В те годы полагалось, чтобы каждый мушкетер держал в главной квартире, как в казарме, своего коня и коня своего слуги. Планше, Гримо, Мушкетон и Базен бегом бросились исполнять приказания своих господ.
- А теперь, - сказал Портос, - составим план кампании. Куда же мы направляемся прежде всего?
- В Кале, - сказал д’Артаньян. - Это кратчайший путь в Лондон.
- В таком случае, вот мое мнение… - начал Портос.
- Говори.
- Четыре человека, едущие куда-то вместе, могут вызвать подозрения. Д’Артаньян каждому из нас даст надлежащие указания. Я выеду вперед на Булонь, чтобы разведать дорогу. Атос выедет двумя часами позже через Амьен. Арамис последует за ними на Нуайон. Что же касается д’Артаньяна, он может выехать по любой дороге, но в одежде Планше, а Планше отправится вслед за нами, изображая д’Артаньяна в форме гвардейца.
- Господа, - сказал Атос, - я считаю, что не следует в такое дело посвящать слуг. Тайну может случайно выдать дворянин, но лакей почти всегда продаст ее.
- План Портоса мне представляется неудачным, - сказал д’Артаньян. - Прежде всего я и сам не знаю, какие указания должен дать вам. Я везу письмо. Вот и все. Я не могу снять три копии с этого письма, ибо оно запечатано. Поэтому, как мне кажется, нам следует передвигаться вместе. Письмо лежит вот здесь, в этом кармане. - И он указал, в каком кармане лежит письмо. - Если я буду убит, один из вас возьмет письмо, и вы будете продолжать свой путь. Если его убьют, настанет очередь третьего и так далее. Лишь бы доехал один. Этого будет достаточно.

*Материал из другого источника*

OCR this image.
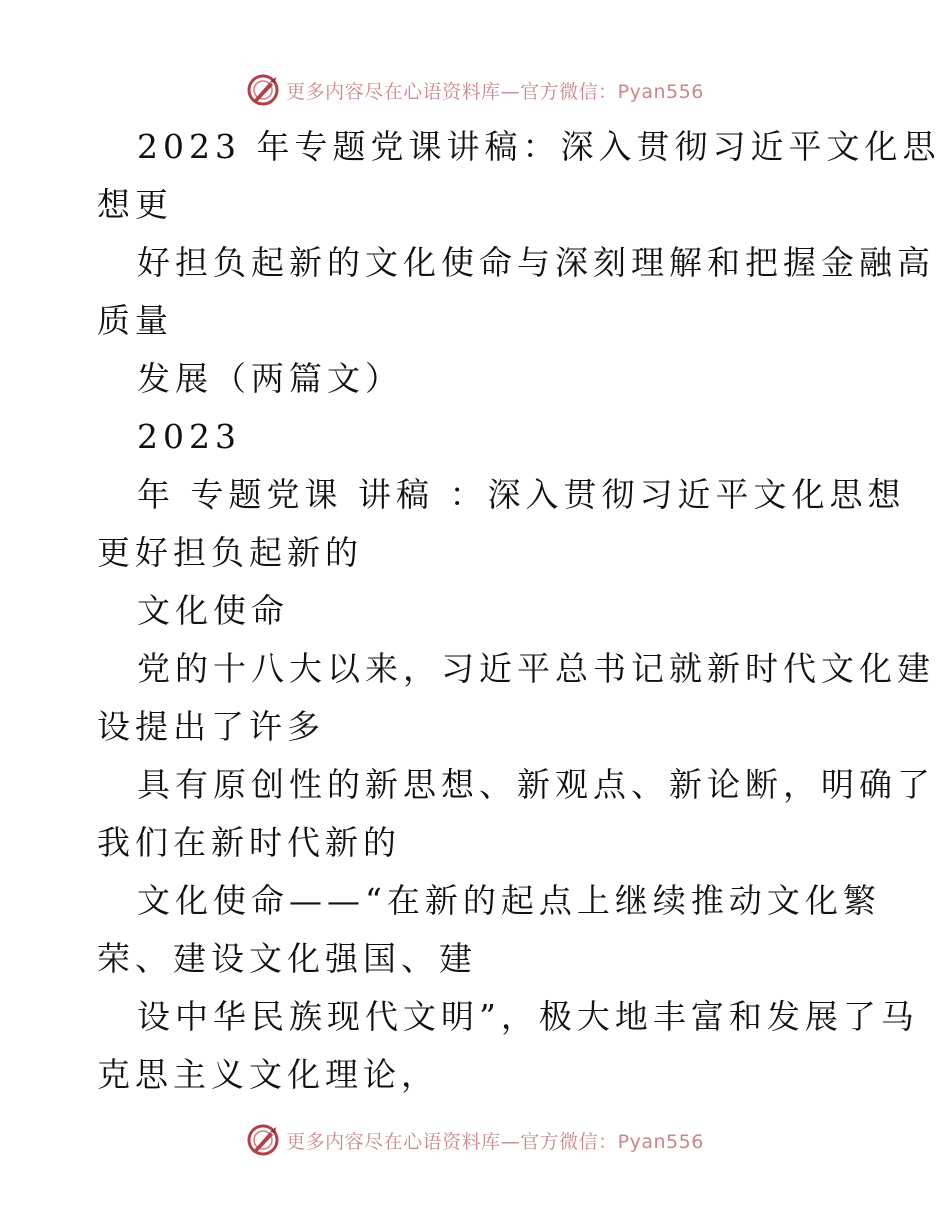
更多内容尽在心语资料库—官方微信：Pyan556
2023 年专题党课讲稿：深入贯彻习近平文化思
想更
好担负起新的文化使命与深刻理解和把握金融高
质量
发展（两篇文）
2023
年 专题党课 讲稿 ：深入贯彻习近平文化思想
更好担负起新的
文化使命
党的十八大以来，习近平总书记就新时代文化建
设提出了许多
具有原创性的新思想、新观点、新论断，明确了
我们在新时代新的
文化使命——“在新的起点上继续推动文化繁
荣、建设文化强国、建
设中华民族现代文明”，极大地丰富和发展了马
克思主义文化理论，
更多内容尽在心语资料库—官方微信：Pyan556
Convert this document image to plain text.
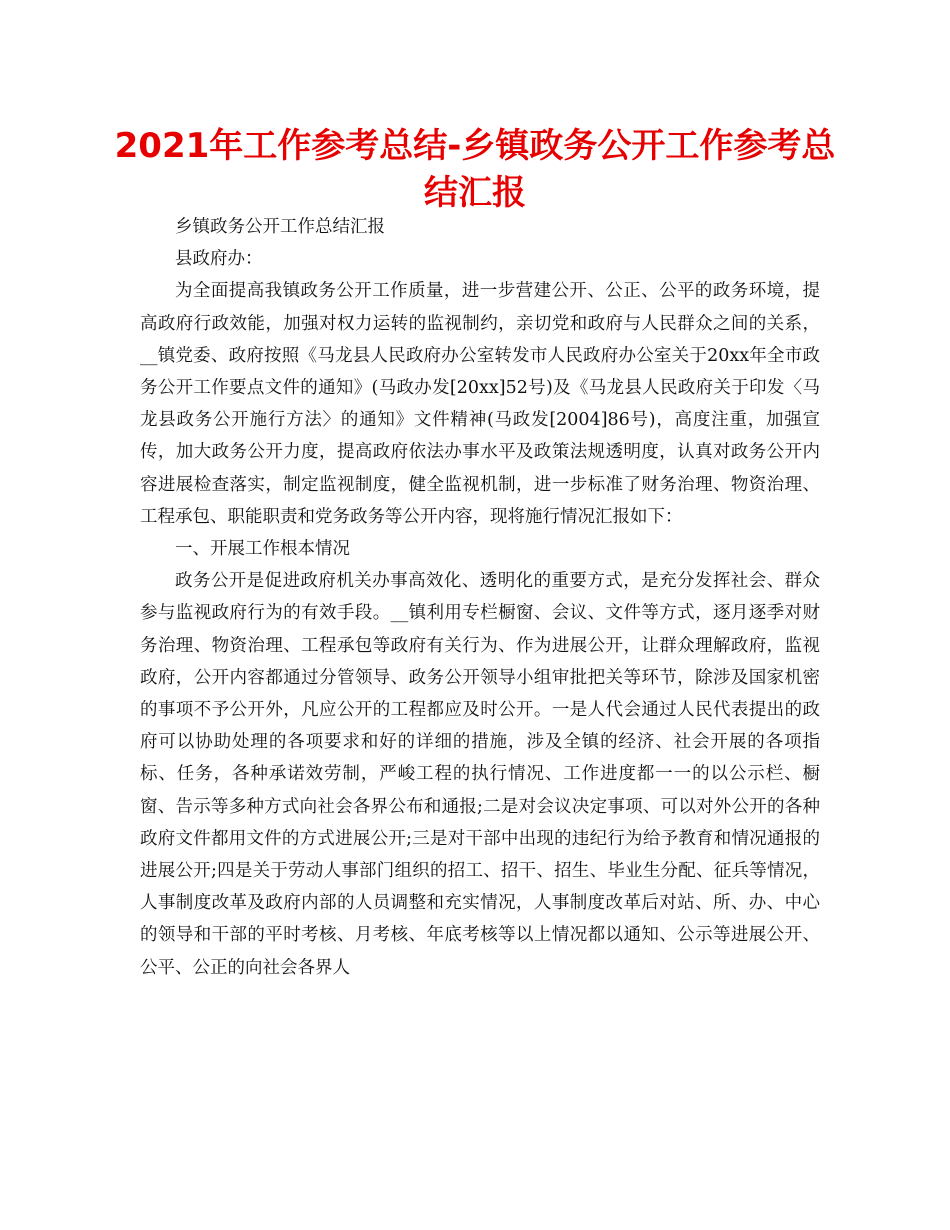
2021年工作参考总结-乡镇政务公开工作参考总结汇报

乡镇政务公开工作总结汇报

县政府办：

为全面提高我镇政务公开工作质量，进一步营建公开、公正、公平的政务环境，提高政府行政效能，加强对权力运转的监视制约，亲切党和政府与人民群众之间的关系，__镇党委、政府按照《马龙县人民政府办公室转发市人民政府办公室关于20xx年全市政务公开工作要点文件的通知》(马政办发[20xx]52号)及《马龙县人民政府关于印发〈马龙县政务公开施行方法〉的通知》文件精神(马政发[2004]86号)，高度注重，加强宣传，加大政务公开力度，提高政府依法办事水平及政策法规透明度，认真对政务公开内容进展检查落实，制定监视制度，健全监视机制，进一步标准了财务治理、物资治理、工程承包、职能职责和党务政务等公开内容，现将施行情况汇报如下：

一、开展工作根本情况

政务公开是促进政府机关办事高效化、透明化的重要方式，是充分发挥社会、群众参与监视政府行为的有效手段。__镇利用专栏橱窗、会议、文件等方式，逐月逐季对财务治理、物资治理、工程承包等政府有关行为、作为进展公开，让群众理解政府，监视政府，公开内容都通过分管领导、政务公开领导小组审批把关等环节，除涉及国家机密的事项不予公开外，凡应公开的工程都应及时公开。一是人代会通过人民代表提出的政府可以协助处理的各项要求和好的详细的措施，涉及全镇的经济、社会开展的各项指标、任务，各种承诺效劳制，严峻工程的执行情况、工作进度都一一的以公示栏、橱窗、告示等多种方式向社会各界公布和通报;二是对会议决定事项、可以对外公开的各种政府文件都用文件的方式进展公开;三是对干部中出现的违纪行为给予教育和情况通报的进展公开;四是关于劳动人事部门组织的招工、招干、招生、毕业生分配、征兵等情况，人事制度改革及政府内部的人员调整和充实情况，人事制度改革后对站、所、办、中心的领导和干部的平时考核、月考核、年底考核等以上情况都以通知、公示等进展公开、公平、公正的向社会各界人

- Браво, д’Артаньян! Я такого же мнения, как ты, - сказал Атос. - К тому же надо быть последовательным. Я еду на воды, вы меня сопровождаете. Вместо форжских вод я отправляюсь к морю - ведь я свободен в выборе. Нас намереваются задержать. Я предъявляю письмо господина де Тревиля, а вы - ваши свидетельства. На нас нападают. Мы защищаемся. Нас судят, а мы со всем упорством утверждаем, что намеревались только разок-другой окунуться в море. С четырьмя людьми, путешествующими в одиночку, ничего не стоит справиться, тогда как четверо вместе - уже отряд. Мы вооружим четырех наших слуг пистолетами и мушкетами. Если против нас вышлют армию - мы примем бой, и тот, кто уцелеет, как сказал д’Артаньян, отвезет письмо.
- Прекрасно, - сказал Арамис. - Ты говоришь редко, Атос, но зато когда заговоришь, то не хуже Иоанна Златоуста. Я принимаю план Атоса. А ты, Портос?
- Я также, - сказал Портос, - если д’Артаньян с ним согласен. Д’Артаньян, которому поручено письмо, естественно, начальник нашей экспедиции. Пусть он решает, а мы выполним его приказания.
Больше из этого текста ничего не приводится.